My next Toastmasters project is a 20 minute keynote speech. I have never had problems finding ideas for my speeches, but which one for this project?
But of course! I have spoken several times before about the ruins of Detroit, which then fed into the series I recently wrote here. I have refined those ideas, originally presented as speeches, into writing. I have revisited and revised, adding in new material. Once more through the refining fire they will go again, and emerge transformed once again. And so around the loop we go again.

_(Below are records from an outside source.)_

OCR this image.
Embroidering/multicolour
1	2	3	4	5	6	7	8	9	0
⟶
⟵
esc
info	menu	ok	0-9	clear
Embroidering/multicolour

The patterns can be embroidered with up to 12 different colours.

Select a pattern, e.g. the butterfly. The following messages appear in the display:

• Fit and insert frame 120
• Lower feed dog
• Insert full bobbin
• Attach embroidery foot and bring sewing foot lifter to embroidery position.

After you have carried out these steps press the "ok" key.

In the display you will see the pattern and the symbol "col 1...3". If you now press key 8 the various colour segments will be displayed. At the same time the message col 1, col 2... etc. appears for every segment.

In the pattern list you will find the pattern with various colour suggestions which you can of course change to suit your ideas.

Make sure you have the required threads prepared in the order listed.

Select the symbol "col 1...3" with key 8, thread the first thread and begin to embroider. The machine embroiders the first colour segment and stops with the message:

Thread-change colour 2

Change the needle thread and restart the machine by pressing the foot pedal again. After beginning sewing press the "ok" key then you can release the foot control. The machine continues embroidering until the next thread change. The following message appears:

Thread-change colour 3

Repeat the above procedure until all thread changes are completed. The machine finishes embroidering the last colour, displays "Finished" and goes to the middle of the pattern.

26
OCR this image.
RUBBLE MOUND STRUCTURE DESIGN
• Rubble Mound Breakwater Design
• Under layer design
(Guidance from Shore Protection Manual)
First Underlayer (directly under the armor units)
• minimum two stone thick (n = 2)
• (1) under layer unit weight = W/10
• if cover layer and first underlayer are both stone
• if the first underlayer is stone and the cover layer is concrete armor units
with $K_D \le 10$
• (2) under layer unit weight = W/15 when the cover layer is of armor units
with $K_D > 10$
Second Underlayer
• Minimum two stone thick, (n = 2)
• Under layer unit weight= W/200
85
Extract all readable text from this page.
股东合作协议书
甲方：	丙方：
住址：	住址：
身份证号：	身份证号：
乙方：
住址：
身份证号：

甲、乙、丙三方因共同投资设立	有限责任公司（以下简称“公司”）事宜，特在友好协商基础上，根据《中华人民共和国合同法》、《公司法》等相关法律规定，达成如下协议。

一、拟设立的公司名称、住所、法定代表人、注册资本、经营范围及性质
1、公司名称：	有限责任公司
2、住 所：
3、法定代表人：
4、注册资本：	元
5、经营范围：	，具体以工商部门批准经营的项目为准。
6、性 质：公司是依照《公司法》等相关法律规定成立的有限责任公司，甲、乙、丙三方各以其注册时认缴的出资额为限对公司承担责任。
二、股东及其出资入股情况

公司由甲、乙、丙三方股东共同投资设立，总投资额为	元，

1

Feed music into that loop, and what the result is that my listening skills are also taking a decided leap. I feel I am more attuned to cadence, rhythm, the play of sound and silence, listening for what is not there as much as what is there. Last night, I competed in a Toastmasters evaluation context, where each entrant competes against others to give the most effective evaluation of a test speech in just three minutes. Not only did I feel better equipped to observe and comment, I was struck at how succinct and focused those comments became. Gone was the desire to cram too much into the three minutes. I am thinking that I have learned something. And good thing, too–last year, I almost certainly lost one of these contests by going over time. Last night I won.
The all is won.
(Well, maybe not yet all. But I am still in the game.)